Il reste quand même des pistes étonnantes, comme quelques compositions liées aux Gestrals. Vu qu’il s’agit d’un peuple particulier et plutôt loufoque, ces dernières marquent donc un vrai décalage avec le reste. Le souci, c’est que ça marche un peu trop bien, au point de nous sortir un peu du mood global. Dans une moindre et différente mesure, il arrive presque la même chose avec le long duo qu’est « Une vie à peindre », un ambitieux et profond morceau de 11 minutes qui, là aussi, ne sera sans doute pas du goût de tout le monde, notamment avec la puissante touche métal apportée par Victor Borba, que l’on a déjà entendu d’ailleurs du côté de Devil May Cry 5: Special Edition, à l’œuvre sur le thème « Bury The Light ».
En résulte quoi qu’il en soit un travail musical de grande qualité, et en rappelant avoir vu également que le gameplay était profondément riche, un terme semble se dégager de ce Clair Obscur: Expedition 33 : la générosité. 30 personnes à l’œuvre, avec forcément moins de moyens qu’un plus gros studio, et pourtant la volonté de bien faire et de montrer une ambition à la limite du raisonnable transpire tout au long du jeu. Un aspect que l’on ressent aussi du côté de son univers.

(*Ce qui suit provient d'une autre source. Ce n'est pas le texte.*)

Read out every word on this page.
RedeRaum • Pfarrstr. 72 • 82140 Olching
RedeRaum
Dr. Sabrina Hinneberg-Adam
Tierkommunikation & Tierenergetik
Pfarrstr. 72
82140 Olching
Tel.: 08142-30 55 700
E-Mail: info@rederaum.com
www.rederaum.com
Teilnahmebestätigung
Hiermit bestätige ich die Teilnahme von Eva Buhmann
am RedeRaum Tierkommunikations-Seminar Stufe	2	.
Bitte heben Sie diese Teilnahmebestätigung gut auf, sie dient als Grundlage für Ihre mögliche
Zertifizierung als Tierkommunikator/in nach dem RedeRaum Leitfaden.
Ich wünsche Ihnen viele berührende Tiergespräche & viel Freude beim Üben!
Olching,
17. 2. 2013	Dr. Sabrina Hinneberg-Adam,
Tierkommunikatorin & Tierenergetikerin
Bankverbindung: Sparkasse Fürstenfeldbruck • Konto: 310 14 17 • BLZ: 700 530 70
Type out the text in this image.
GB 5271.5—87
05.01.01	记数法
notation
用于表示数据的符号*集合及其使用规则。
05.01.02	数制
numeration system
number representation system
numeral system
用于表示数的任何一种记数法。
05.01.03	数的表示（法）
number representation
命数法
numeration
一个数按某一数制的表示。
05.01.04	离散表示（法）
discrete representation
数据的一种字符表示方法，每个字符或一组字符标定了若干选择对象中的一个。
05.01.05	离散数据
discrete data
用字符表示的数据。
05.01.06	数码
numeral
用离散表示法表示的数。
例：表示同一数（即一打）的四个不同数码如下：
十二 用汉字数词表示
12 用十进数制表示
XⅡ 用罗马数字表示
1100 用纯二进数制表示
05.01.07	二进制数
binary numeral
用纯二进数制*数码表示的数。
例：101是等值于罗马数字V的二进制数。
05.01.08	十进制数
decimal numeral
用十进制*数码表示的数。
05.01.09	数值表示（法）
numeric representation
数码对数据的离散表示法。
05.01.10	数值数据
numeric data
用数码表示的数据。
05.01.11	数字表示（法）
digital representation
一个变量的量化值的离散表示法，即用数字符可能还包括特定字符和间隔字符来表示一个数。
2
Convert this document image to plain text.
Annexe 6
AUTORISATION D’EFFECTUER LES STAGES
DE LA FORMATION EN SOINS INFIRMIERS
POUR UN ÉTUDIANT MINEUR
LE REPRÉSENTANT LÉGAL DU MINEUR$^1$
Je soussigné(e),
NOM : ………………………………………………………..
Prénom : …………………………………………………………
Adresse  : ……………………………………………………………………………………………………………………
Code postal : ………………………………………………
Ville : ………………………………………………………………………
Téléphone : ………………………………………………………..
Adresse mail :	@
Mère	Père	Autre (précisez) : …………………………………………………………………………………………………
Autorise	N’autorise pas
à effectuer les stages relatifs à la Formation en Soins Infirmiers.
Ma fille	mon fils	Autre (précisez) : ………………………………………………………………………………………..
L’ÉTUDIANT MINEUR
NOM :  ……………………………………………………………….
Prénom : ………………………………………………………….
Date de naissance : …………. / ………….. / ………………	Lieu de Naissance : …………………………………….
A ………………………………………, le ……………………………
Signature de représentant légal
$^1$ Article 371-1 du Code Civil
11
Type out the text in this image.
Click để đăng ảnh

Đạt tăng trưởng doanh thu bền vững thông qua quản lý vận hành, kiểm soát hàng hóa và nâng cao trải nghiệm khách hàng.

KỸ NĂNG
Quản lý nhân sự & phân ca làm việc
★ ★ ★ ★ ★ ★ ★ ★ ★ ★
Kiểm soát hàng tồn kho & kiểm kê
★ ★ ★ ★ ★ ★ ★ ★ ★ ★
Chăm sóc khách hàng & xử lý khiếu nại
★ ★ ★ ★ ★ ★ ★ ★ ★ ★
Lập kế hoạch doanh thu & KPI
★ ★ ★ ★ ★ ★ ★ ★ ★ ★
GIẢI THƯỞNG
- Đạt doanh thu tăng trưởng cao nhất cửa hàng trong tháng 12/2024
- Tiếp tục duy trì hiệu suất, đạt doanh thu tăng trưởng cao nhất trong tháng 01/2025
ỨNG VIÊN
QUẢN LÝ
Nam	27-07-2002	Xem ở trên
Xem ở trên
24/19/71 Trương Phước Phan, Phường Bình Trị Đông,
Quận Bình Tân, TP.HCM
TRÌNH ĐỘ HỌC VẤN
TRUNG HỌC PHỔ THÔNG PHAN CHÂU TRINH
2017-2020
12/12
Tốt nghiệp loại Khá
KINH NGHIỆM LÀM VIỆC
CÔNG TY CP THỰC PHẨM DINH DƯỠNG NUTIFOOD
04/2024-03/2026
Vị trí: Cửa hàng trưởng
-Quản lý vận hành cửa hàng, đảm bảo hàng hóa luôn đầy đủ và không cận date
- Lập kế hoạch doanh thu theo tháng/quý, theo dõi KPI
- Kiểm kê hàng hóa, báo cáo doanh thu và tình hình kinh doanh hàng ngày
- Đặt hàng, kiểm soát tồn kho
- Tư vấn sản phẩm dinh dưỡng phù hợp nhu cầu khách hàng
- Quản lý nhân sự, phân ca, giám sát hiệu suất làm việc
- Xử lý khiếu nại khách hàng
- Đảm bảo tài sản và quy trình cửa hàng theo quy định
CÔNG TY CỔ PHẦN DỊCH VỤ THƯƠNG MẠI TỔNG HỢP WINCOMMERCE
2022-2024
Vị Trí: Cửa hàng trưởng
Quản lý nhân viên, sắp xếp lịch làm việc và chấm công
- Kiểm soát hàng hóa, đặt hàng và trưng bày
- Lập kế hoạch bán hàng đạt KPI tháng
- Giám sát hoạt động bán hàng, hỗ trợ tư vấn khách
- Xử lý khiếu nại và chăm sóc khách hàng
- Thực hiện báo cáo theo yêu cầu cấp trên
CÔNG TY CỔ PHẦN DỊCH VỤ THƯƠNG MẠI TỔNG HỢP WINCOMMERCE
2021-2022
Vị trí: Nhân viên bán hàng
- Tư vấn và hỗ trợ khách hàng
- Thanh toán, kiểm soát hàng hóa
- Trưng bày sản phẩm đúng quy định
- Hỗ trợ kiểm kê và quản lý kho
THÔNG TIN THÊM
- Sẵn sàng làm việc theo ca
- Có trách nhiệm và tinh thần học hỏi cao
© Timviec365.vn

Un univers qui envoie la gouache visuellement
Partir d’une ville de base comme Paris, dont forcément les plus chauvins en ressentiront une petite fierté, voilà une idée peut-être pas révolutionnaire mais très intelligente pour nous préparer à la découverte du continent. Tout comme l’expédition elle-même, nous quittons nos repères afin de découvrir le plus dépaysant des mondes. Lancé en dehors du dôme, on traverse des terres bigarrées, composées d’une multitude de niveaux et donjons aux ambiances variées et bien marquées. Qu’il s’agisse de l’Océan Suspendu, biome faussement sous-marin, du Sanctuaire Ancien principalement constitué de nuances de blancs et de rouges où rôdent les fameux Sakapatates, ou encore les falaises brutalistes de Rochevagues, on est soufflé par la richesse visuelle de l’univers du jeu.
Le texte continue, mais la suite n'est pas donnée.